Today, 3/21, is World Down Syndrome Day. Also known as Trisomy 21, because it involves three copies of chromosome 21 instead of the usual two (see image), Down syndrome is the most complex of genetic disorders that is compatible with survival (other trisomies are more common, but are lethal). Even Down syndrome is associated with ~50% lethality of embryos. In the US, 1 in 691 babies is born with Down syndrome.

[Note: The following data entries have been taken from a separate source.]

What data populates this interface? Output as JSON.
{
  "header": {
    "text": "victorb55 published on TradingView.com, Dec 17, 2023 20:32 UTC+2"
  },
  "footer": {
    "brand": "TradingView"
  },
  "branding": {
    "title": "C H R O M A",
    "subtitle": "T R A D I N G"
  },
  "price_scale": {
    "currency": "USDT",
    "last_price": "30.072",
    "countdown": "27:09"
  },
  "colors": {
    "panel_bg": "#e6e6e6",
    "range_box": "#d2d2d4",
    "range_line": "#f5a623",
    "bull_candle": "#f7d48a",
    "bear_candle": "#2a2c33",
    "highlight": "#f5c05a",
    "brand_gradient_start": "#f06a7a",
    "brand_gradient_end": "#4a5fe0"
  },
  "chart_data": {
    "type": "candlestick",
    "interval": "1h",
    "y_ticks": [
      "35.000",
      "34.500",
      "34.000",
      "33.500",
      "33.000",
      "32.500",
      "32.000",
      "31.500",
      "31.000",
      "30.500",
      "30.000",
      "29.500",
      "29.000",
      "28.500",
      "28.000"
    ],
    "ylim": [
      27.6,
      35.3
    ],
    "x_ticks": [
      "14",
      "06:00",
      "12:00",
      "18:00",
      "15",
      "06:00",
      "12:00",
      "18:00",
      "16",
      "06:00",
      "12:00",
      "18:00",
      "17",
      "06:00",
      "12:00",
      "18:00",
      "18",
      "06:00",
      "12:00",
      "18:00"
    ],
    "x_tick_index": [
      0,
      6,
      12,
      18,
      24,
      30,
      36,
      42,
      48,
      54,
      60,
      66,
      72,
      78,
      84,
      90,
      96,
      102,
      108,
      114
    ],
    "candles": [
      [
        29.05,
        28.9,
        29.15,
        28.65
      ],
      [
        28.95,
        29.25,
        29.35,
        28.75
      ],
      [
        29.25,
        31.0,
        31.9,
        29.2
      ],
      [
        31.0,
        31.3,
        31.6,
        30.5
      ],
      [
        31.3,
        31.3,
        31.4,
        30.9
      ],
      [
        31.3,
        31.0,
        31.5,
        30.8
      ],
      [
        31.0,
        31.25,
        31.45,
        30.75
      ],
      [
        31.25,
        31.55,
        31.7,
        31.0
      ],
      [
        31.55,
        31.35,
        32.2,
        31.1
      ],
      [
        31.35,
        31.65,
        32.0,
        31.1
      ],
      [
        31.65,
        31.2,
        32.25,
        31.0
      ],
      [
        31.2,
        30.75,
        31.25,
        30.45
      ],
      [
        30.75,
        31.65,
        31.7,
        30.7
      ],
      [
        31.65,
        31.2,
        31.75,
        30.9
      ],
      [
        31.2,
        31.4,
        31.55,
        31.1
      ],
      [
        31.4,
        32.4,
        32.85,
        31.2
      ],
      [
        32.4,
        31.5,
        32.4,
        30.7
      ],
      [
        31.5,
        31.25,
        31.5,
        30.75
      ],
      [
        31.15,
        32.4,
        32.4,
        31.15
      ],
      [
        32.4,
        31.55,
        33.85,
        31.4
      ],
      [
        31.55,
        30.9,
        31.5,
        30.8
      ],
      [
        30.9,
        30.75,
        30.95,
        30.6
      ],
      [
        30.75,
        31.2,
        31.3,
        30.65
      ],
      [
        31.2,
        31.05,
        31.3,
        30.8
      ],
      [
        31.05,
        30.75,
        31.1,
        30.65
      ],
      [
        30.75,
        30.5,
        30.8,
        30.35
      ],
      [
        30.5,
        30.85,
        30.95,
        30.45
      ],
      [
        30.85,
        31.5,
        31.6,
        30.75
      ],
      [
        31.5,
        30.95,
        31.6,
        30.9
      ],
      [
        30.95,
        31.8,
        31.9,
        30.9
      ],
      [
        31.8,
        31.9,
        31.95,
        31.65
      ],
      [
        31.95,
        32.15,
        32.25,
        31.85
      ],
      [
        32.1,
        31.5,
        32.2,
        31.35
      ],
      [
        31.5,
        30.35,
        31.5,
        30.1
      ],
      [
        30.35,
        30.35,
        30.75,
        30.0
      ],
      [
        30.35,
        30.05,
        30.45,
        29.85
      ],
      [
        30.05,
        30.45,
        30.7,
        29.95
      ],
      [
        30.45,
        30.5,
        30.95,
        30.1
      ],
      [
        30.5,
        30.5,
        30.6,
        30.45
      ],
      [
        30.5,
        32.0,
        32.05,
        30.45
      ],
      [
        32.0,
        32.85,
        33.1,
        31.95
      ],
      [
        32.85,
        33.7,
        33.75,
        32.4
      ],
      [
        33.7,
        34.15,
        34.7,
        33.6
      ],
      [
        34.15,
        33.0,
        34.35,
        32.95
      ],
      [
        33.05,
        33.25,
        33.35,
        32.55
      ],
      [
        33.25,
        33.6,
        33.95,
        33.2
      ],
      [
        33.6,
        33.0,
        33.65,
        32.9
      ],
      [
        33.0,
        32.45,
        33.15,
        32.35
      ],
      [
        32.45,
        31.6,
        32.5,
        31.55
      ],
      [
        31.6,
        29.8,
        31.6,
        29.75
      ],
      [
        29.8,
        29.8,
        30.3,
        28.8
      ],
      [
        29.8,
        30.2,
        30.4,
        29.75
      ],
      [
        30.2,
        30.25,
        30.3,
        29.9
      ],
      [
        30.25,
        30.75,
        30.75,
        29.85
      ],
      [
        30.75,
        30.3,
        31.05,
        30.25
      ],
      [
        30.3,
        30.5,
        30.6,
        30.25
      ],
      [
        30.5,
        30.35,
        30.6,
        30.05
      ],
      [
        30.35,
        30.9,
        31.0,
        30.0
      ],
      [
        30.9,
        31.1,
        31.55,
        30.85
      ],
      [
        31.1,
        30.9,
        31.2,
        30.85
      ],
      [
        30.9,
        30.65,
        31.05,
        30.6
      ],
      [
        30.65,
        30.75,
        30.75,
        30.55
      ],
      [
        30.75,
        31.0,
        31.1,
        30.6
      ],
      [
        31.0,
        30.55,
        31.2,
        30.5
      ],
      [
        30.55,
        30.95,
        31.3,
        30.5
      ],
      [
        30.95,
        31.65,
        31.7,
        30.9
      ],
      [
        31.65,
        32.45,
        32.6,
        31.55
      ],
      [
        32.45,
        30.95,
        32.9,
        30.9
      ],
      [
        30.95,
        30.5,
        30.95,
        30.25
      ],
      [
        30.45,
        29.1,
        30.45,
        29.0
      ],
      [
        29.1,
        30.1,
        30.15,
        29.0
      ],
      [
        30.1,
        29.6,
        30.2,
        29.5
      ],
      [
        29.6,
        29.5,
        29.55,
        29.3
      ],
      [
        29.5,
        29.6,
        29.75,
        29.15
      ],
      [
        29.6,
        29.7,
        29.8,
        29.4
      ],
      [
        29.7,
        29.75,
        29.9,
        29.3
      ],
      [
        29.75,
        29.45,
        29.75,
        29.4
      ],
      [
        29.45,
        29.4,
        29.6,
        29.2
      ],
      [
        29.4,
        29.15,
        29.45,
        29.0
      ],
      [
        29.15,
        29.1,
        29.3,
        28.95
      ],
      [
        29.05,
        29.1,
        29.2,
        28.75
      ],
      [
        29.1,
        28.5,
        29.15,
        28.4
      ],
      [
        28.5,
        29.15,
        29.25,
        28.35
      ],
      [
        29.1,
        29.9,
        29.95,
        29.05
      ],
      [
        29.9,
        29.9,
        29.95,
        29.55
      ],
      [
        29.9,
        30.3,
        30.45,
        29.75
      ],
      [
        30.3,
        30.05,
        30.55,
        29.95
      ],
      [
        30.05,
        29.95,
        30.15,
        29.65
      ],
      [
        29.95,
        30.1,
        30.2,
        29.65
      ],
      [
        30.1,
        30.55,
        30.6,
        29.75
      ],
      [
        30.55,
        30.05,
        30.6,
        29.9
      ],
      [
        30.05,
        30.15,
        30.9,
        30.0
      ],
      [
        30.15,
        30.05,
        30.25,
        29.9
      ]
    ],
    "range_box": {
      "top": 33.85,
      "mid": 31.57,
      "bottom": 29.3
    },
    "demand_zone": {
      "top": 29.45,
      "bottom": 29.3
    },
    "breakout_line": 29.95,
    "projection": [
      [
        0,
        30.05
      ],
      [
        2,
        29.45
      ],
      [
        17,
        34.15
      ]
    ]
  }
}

Too much of a good thing: Anywhere from 300 to 500 genes have altered levels and function, resulting 80 or 90 possible symptoms and an instantly recognizable phenotype (physical appearance). For example, patients have a 1 in 5 chance of developing a hole in the heart, compared to an incidence of 1:10,000 in the normal population. Down syndrome is extraordinarily complex, and my friend and colleague Roger Reeves has dedicated his career to helping patients with his research.
Cerebellar size: Dr. Reeves showed that the reduced size of the cerebellum in patients was due to defects in the sonic hedgehog signaling pathway. Using a drug that activated this pathway, he was able to restore the number of cerebellar cells to normalcy in a mouse model of Down syndrome, pointing to a therapeutic potential for the central nervous system deficits in patients.
Tweaking circuits: In the hippocampus—that part of the brain that’s used to navigate landmarks and fix memories, Down syndrome patients show an excess of inhibitory pathways compared to excitatory ones. A drug that is already FDA-approved works wonders on mice with the equivalent of Down syndrome, restoring balance to their brain. This drug is now in clinical trials for Down syndrome patients.
It's not all bad: Research on Down syndrome has broad impact. For example, having three copies of a tumor suppressor gene means that patients have a 93% lower incidence of developing certain cancers. This insight could help treat cancers in the general population. Plus, as Roger likes to say, if you know anyone with Down syndrome, they tend to be pretty interesting individuals in their own right.